A metà strada tra il Kenya e il Salento, Lucio Pellegrini riorganizza i moduli della vecchia ma pur sempre efficace commedia all'italiana. Con la consapevolezza del passato e il linguaggio dell'attualità, La vita facile segue quasi fedelmente il rassicurante corso tracciato da progenitori doc come Monicelli e Zampa, per dimostrare che la comicità agrodolce della vita quotidiana ha ancora il suo peso in termini artistici e non solo. Punto fermo di questa narrazione ancestrale è la delineazione della natura italiota che in 150 anni non sembra essere cambiata poi molto. Sbruffone, cinico e opportunista la maschera dell'anti-eroe quotidiano indaga tra i resti di una corposa eredità cinematografica per rintracciare i tratti fisici e caratteriali dei suoi predecessori. In questa prospettiva il chirurgo di successo Mario Tirelli tende la mano al Dott. Guido Tersilli nella rappresentazione di una canaglia pericolosamente simpatica, anche e soprattutto nella sua corruzione.
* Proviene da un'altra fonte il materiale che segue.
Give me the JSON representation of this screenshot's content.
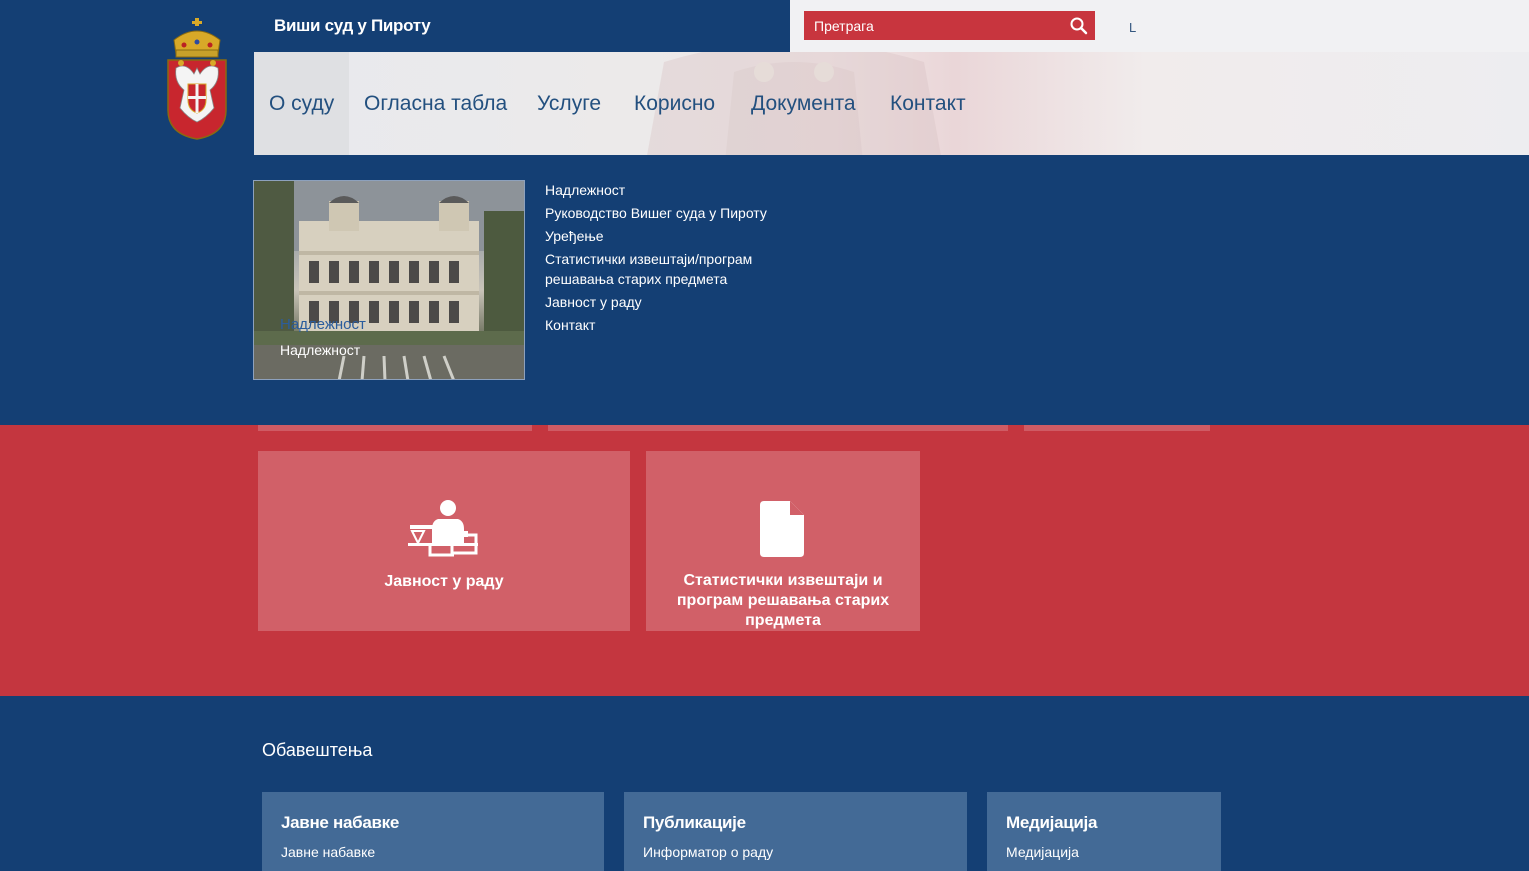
{
  "header": {
    "site_title": "Виши суд у Пироту",
    "search_placeholder": "Претрага",
    "lang_label": "L"
  },
  "nav": {
    "items": [
      {
        "label": "О суду"
      },
      {
        "label": "Огласна табла"
      },
      {
        "label": "Услуге"
      },
      {
        "label": "Корисно"
      },
      {
        "label": "Документа"
      },
      {
        "label": "Контакт"
      }
    ]
  },
  "mega_menu": {
    "photo_caption_ghost": "Надлежност",
    "photo_caption": "Надлежност",
    "links": [
      "Надлежност",
      "Руководство Вишег суда у Пироту",
      "Уређење",
      "Статистички извештаји/програм решавања старих предмета",
      "Јавност у раду",
      "Контакт"
    ]
  },
  "tiles": [
    {
      "label": "Јавност у раду",
      "icon": "judge-scales-icon"
    },
    {
      "label": "Статистички извештаји и програм решавања старих предмета",
      "icon": "document-icon"
    }
  ],
  "notices": {
    "title": "Обавештења",
    "cards": [
      {
        "title": "Јавне набавке",
        "link": "Јавне набавке"
      },
      {
        "title": "Публикације",
        "link": "Информатор о раду"
      },
      {
        "title": "Медијација",
        "link": "Медијација"
      }
    ]
  },
  "colors": {
    "primary_blue": "#143f74",
    "accent_red": "#c4363f",
    "tile_red": "#d16068",
    "card_blue": "#436a96"
  }
}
Eppure, nonostante l'innegabile capacità di sottostare sempre a nuovi e complessi compromessi, la camaleontica specie dell'italiano medio raggiunge ancora una volta il suo apice cinematografico sotto la minaccia di un fato giustiziere, che lo costringe ad affrontare esterrefatto e stupito la sua ritrovata innocenza.
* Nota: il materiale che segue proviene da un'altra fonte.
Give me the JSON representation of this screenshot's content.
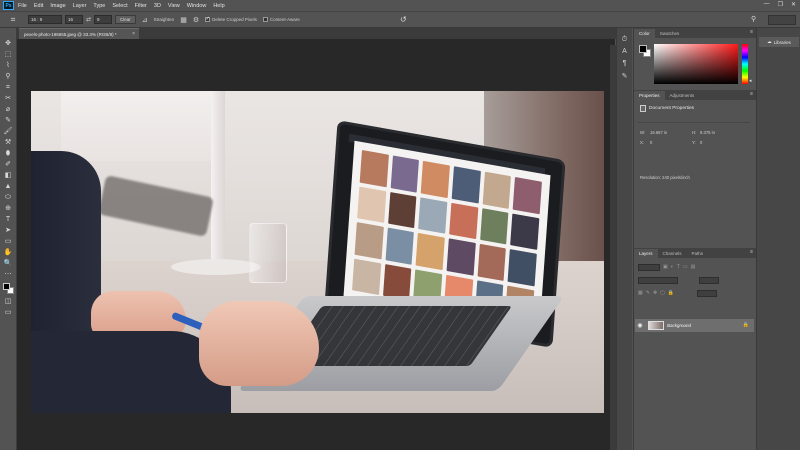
{
  "app": {
    "logo_text": "Ps",
    "menu": [
      "File",
      "Edit",
      "Image",
      "Layer",
      "Type",
      "Select",
      "Filter",
      "3D",
      "View",
      "Window",
      "Help"
    ],
    "window_controls": [
      "—",
      "❐",
      "✕"
    ]
  },
  "options_bar": {
    "ratio_value": "16 : 9",
    "width_value": "16",
    "height_value": "9",
    "clear_label": "Clear",
    "straighten_label": "Straighten",
    "delete_cropped_label": "Delete Cropped Pixels",
    "delete_cropped_checked": true,
    "content_aware_label": "Content-Aware",
    "content_aware_checked": false
  },
  "document": {
    "tab_title": "pexels-photo-196655.jpeg @ 33.3% (RGB/8) *",
    "close": "×"
  },
  "tools": [
    "✥",
    "⬚",
    "⌇",
    "⚲",
    "⌗",
    "✂",
    "⌀",
    "✎",
    "🖌",
    "⚒",
    "⬮",
    "✐",
    "◧",
    "▲",
    "⬭",
    "⊕",
    "T",
    "➤",
    "▭",
    "✋",
    "🔍",
    "⋯"
  ],
  "panels": {
    "color_tabs": [
      "Color",
      "Swatches"
    ],
    "properties_tabs": [
      "Properties",
      "Adjustments"
    ],
    "properties": {
      "header": "Document Properties",
      "w_label": "W:",
      "w_value": "16.667 in",
      "h_label": "H:",
      "h_value": "9.375 in",
      "x_label": "X:",
      "x_value": "0",
      "y_label": "Y:",
      "y_value": "0",
      "resolution": "Resolution: 240 pixels/inch"
    },
    "layers_tabs": [
      "Layers",
      "Channels",
      "Paths"
    ],
    "layers": [
      {
        "name": "Background",
        "visible": true,
        "locked": true
      }
    ]
  },
  "libraries": {
    "label": "Libraries"
  },
  "colors": {
    "accent": "#31a8ff",
    "ui_bg": "#535353",
    "canvas_bg": "#282828"
  }
}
Declinata esclusivamente al maschile, nonostante la presenza di personaggi femminili non sempre positivi e tratteggiati con una certa superficialità, la commedia di Pellegrini attinge inconsapevolmente ad alcuni elementi di virile complicità già utilizzati dal miglior Salvatores. Così, inserita l'irrinunciabile partita di pallone e accettata l'idea di un'amicizia che si convince di poter sopravvivere all'ennesima Circe tentatrice, La vita facile tende and un racconto sottilmente misogino stemperato da un sarcasmo pungente con il quale deridere e destrutturare i cliché caratteriali messi in scena. All'interno di quest'organizzazione narrativa la coppia Pierfrancesco Favino/ Stefano Accorsi si muove agilmente tra comicità e introspezione, sorridendo di se stessi e guardando con paterna disapprovazione alle puerili piccolezze dei loro personaggi. Fuori dal contesto "mucciniano", probabilmente troppo rigido e strutturato, la strana coppia ritrova il gusto del divertimento e dell'intrattenimento misurandosi sul piano dell'improvvisazione che premia, senza ombra di dubbio, i tempi comici di Favino. Mattatore trainante, l'attore detta il ritmo di un confronto interpretativo in cui lo sfacciato e indolente umorismo romano stuzzica un Accorsi più sornione, il cui controcanto ha il compito di raccontare una realtà che non è mai esattamente come sembra. E mentre i due danno libero sfogo a un'irrefrenabile voglia di commedia, l'Africa non rimane certo a guardare. Con il suo orgoglio guerriero e la fatalista accettazione del destino, il continente nero dissolve l'apparenza per scoprire l'uomo nascosto dietro la maschera.